Una enredadera de campanita morada salía del hueco donde alguna vez hubo una ventana, y podía ver que varias secciones de la fachada estaban apuntaladas. Me incliné intentando arrancar una de las flores y un tipo asomó por la puerta entreabierta. Tenía camisa verde, descosida de uno de los hombros.

“¿Se te ofrece algo?”.

Pregunté si había un dentista por ahí. Lo pensó un segundo, abriéndose la camisa con la mano derecha.

“Sí”, aseguró. “Yo”.

“¿Dentista?”.

“Sí, cabrón, ¿qué necesitas?”.

No era dentista. Al hablar el movimiento de su labio superior dejaba ver una cavidad de más de dos dientes en la encía superior. Pero hablaba con toda autoridad.

“¿Qué necesitas?”, repitió.

Señalé mi boca, y estudió mi cara durante unos segundos.

“Son cincuenta pesos, güerito”.

Salió del portón desvencijado y se quedó esperando al lado de mi ventana. Su autoridad emanaba de su disposición para sacar un cuchillo y matarme en ese instante si no le daba el billete que pedía.

Le pagué, perdí mi cita donde fuera que estuviera el consultorio del dentista, y el dolor desapareció. Lo que sea que tenían que arreglar en mi muela se quedó conmigo. Regresé pensando en mi hermano, cómo habrá sufrido antes de su óbito. Y mi mente asoció eso con las clases de escultura después de la escuela, en las que hace mucho no pensaba. Laurita meciéndose en su silla, atrás y adelante, cerrando los ojos, imaginándose nuestras miserias si elegíamos el mismo camino que ella.

“Algunos de ustedes están medio vivos, por eso es peor de lo que imaginan”, explicó, “y esos son los afortunados. Los demás son betas en su pecera diminuta fingiendo ser parte de la naturaleza salvaje”.

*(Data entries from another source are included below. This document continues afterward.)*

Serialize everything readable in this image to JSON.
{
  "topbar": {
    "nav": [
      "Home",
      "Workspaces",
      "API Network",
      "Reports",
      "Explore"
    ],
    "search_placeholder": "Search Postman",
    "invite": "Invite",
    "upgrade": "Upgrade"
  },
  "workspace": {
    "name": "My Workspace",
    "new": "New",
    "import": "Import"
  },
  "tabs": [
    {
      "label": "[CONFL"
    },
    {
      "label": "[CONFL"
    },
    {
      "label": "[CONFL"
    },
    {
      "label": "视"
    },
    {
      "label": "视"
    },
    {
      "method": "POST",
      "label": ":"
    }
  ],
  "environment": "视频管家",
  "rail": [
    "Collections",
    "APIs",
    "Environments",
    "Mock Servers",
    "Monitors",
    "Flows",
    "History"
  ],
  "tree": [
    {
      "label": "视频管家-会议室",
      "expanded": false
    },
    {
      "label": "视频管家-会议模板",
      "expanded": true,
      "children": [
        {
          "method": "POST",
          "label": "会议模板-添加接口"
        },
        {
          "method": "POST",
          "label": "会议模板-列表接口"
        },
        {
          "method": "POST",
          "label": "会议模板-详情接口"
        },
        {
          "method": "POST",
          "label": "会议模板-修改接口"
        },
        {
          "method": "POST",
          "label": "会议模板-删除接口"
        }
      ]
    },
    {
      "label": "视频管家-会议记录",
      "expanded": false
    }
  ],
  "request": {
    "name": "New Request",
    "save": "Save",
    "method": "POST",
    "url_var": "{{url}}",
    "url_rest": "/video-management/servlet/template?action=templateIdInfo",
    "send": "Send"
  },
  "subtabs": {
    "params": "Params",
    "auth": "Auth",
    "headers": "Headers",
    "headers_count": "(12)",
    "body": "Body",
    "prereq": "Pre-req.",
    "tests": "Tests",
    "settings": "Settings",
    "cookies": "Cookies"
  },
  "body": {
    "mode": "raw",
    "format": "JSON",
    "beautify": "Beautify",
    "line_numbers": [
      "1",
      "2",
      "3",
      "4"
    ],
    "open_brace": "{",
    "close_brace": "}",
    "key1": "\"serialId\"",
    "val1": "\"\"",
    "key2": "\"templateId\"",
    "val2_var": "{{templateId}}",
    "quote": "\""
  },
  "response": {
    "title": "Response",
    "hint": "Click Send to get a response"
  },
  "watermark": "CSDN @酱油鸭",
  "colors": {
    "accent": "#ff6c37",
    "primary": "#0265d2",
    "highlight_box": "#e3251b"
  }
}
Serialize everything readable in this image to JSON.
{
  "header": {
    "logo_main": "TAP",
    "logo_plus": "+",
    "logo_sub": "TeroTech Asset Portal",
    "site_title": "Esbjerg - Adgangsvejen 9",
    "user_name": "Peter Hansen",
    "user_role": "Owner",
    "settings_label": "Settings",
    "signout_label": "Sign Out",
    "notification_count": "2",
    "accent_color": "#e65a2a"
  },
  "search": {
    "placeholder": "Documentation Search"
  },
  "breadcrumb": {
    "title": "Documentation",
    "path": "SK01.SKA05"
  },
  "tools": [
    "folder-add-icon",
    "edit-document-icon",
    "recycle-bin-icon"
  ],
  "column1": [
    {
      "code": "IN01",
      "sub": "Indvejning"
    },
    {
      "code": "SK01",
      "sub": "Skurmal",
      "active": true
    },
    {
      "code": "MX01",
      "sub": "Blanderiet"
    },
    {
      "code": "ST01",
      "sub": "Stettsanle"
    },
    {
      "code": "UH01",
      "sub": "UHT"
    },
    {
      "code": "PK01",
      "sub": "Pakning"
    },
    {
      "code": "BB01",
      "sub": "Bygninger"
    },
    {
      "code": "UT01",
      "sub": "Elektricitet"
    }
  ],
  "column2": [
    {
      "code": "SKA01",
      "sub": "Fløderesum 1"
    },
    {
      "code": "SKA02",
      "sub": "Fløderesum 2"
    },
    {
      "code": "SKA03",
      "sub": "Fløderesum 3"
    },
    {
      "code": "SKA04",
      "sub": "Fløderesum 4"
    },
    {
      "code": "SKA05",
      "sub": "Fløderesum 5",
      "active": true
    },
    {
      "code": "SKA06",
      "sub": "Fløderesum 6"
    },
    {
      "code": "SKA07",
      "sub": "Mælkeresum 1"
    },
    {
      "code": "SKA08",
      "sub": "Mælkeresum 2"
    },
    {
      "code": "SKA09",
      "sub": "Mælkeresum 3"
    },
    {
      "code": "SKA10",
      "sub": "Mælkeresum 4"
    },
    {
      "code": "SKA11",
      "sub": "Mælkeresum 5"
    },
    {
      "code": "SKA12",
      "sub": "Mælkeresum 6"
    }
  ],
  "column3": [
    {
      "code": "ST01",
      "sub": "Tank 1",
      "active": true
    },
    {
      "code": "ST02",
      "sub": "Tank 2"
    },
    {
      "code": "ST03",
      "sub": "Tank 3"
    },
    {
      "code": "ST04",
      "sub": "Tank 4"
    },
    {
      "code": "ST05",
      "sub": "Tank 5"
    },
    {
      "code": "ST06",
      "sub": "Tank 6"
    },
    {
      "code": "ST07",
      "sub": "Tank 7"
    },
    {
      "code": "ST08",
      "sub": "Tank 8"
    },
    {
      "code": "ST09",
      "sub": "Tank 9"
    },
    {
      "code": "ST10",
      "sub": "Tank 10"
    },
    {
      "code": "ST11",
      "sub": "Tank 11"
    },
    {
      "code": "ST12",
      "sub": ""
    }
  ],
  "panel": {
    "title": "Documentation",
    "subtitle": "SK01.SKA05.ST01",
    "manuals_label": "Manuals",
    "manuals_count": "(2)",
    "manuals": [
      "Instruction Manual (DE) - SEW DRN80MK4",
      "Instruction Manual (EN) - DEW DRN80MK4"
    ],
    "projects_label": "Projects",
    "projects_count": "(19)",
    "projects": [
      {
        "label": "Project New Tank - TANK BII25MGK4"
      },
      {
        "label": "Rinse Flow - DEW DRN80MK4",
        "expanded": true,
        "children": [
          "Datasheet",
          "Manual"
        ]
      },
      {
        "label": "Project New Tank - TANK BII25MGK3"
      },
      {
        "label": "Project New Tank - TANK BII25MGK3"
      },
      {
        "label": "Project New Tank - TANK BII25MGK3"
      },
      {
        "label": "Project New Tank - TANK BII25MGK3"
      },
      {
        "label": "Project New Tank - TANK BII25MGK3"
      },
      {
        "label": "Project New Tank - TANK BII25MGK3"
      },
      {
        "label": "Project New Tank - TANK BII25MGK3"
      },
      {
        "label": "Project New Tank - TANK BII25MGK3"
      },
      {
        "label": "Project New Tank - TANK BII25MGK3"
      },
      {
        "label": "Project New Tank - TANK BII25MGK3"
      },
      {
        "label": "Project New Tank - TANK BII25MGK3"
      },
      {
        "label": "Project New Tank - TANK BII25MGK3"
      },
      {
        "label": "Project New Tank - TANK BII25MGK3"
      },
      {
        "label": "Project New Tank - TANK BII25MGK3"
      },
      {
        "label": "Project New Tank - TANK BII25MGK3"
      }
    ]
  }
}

“De verdad que no saben en lo que se meten”, concluyó.

Yo y otros dos chamacos con algún pariente cercano muerto, embarradas todas las manos de masa para modelar. Diez, a lo mucho 12 años, y en el fondo todos entendíamos que, en efecto, no teníamos idea en qué estábamos metiéndonos. Por lo menos yo no la tenía. Mi hermano acababa de fenecer y podía imaginar cuatrocientos treinta y tres futuros distintos para mí; es decir, ninguno. No sé bien cuál era el rol de la escultura en todo esto, pero las clases de Laurita poco tenían que ver con escultura.

“Observen primero, y luego vuelvan a observar. Después haremos otra cosa”. Después de observar, Laurita seguía observando.

Nos enseñó a contemplar.

Qué tan lejos debíamos estar de un objeto y dónde debían posarse nuestros ojos. Dijo que por la forma en que alguien miraba podía decir si esa persona era capaz de entrar en la sensibilidad de la obra.

“Tú”, me dijo, “tienes sutileza en la mirada, eso es la mitad en la carrera de un artista”.

Intentaba descolocarnos de vez en cuando, diciendo nuestros nombres con convicción, aunque lo que más le gustaba era esperar a que estuviéramos callados para empezar a hablar de lo que no debíamos olvidar.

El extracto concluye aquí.